Today’s report is a bearish report. Both corn and soybean production and yields were above trade expectations and near the high end of estimates. Corn production was estimated at 15.153 billion bushels with a yield of 175.1 bushels per acre. Ending stocks were estimated at 2.409 billion bushels. The US soybean production was estimated at 4.060 billion bushels with a yield at 48.9 bushels per acre.
Old crop US corn exports were increased 25 million bushels while new crop corn exports jumped to 2.175 billion bushels, up 125 million bushels from last month. Old crop soybean US exports were up 85 million bushels with new crop exports were up 30 million bushels. The strong demand increases account for keeping soybeans from being down 30 cents or more. The ending stocks of 330 million bushels will keep the bears feeling good for the day. Again watch to see what where grains close.
The USDA report today is a monthly supply and demand report. Traders are heavily focused on corn and soybean production in the US. For US corn and soybeans they will be watching both total production and yield. Those numbers are easy to focus on with US corn and soybeans the main talk of the town as the growing season wraps up in a few weeks. This USDA report is the first report using actual field samples of corn and soybeans to aid in determining production and yield estimates.
It appears the trade is heavily focused on the supply side of today’s report. Production and yield are easy to talk about. Everyone has an opinion. Discussion on demand has been largely absent ahead of this report. Demand continues to be strong for both soybeans and corn from the US. On Tuesday US soybeans had their 10th day in a row of old and/or new crop soybean sales to either China or unknown destinations.
The market has been consolidating and trading in narrow price ranges for corn and soybeans the past two weeks. Any kind of surprise could yield a spike of 10-15 cents for corn and 20-50 cents for soybeans within a few minutes.
Prior to the report corn was down 3 cents, soybeans down 9 cents, and wheat was down 2 cents. Near the 12:30 pm time frame, corn was down 7 cents, soybeans down 12 cents, and wheat down 8 cents.
The previous estimates for new crop corn and soybeans began with the May report as USDA used trend line yields of 168 bushels per acre for corn and 46.7 bushels per acre for soybean for each of the May, June, and July reports. The July report did feature a small revision for corn and soybean acres using the June 30 acres report.
Grain prices have been in a downward spiral since June 14. On that day December CBOT corn closed at $4.48 ¾. Last night it closed at $3.31 ¾. That same day November CBOT soybeans closed at $11.48 ¼, while last night they closed at $9.84. Frequent rains across much of the Midwest improved yield prospects from earlier indications. Bear in mind that not all areas received those rains since mid-June. The “I” states of Iowa, Illinois, and Indiana received those rains. Ohio did not.

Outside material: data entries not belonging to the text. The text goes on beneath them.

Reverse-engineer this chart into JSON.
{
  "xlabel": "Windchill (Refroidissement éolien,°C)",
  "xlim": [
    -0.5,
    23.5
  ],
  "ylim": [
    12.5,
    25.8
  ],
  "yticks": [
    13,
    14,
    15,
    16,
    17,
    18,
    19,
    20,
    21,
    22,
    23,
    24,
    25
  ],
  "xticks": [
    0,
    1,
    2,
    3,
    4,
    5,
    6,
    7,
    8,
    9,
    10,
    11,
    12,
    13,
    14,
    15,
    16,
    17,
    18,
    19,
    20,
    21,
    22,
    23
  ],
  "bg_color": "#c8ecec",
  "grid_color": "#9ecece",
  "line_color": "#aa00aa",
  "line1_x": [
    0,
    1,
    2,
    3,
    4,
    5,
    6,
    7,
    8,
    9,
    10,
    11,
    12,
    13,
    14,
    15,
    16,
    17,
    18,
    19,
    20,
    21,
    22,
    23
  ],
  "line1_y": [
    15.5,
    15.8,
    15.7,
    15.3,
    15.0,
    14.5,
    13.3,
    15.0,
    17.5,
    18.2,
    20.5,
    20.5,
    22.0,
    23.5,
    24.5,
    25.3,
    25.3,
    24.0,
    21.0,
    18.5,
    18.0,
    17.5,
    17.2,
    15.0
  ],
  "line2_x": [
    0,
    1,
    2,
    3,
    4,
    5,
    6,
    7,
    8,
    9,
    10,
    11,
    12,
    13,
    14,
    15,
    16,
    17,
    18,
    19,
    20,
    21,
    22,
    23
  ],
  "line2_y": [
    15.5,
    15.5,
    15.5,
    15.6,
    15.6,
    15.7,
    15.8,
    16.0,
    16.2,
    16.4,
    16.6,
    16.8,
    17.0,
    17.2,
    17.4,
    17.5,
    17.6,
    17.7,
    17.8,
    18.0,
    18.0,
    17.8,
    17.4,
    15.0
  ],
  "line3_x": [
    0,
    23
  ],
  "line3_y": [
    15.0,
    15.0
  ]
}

Don’t be surprised to hear drought stricken corn harvested in Ohio in the next two to three weeks. Corn on gravel ground in Circleville is done, the growing season shortened by both heat and a lack of rain in July. Northwest Ohio has also suffered from a lack of moisture as well as other areas of Ohio, particularly north of I-70.
Prior to the report traders had estimated the US corn yield at 170.6 bushels per acre and total production at 14.757 billion bushels. The July estimates from USDA had US corn production at 14.540 billion bushels with a US yield of 168 bushels per acre. Trade estimates for soybeans were 3.941 billion bushels with a US yield of 47.5 bushels per acre. Last month USDA estimated soybean production at 3.880 billion bushels and a yield of 46.7 bushels per acre.
Pointing to strong demand, we pick up additional sales again on Thursday with sales of 120,000 tons of new crop soybeans to China. Also today there were sales of 258,000 tons of new crop soybeans to China. Some are also suggesting that the old crop soybean export number could easily increase with this report. New crop soybean sales this week of 102 million bushels were the highest since 2003. They were also the second highest weekly number in history. While not impossible, it would be another strong indication of soybean demand to see old crop exports increase at this date. Keep in mind there is less than three weeks to go for the old crop marketing year that ends on August 31, 2016.
Weather forecasts earlier today indicate central Illinois, Indiana, and Ohio could receive 3-5 inches of rain in the next five days. It would easily be welcomed to finish and potentially improve soybean yields. Rains will not bring back lost corn yields at this late date.
Soybeans were especially volatile in the first five minutes following the report. They ranged from down 3 cents, then down 18 cents, then 12 cents, then hit 14 cents lower. This all happened within the first two minutes after the report release.
We now know what USDA is thinking. The numbers are out. You can argue with the numbers or realize the USDA is over for this month. It will be most interesting to see where grains close. If November CBOT soybeans close below $9.65, they could challenge the $9.43 low early this month. Should December CBOT corn close below $3.25 they could challenge the $3.18 low made in October 2014.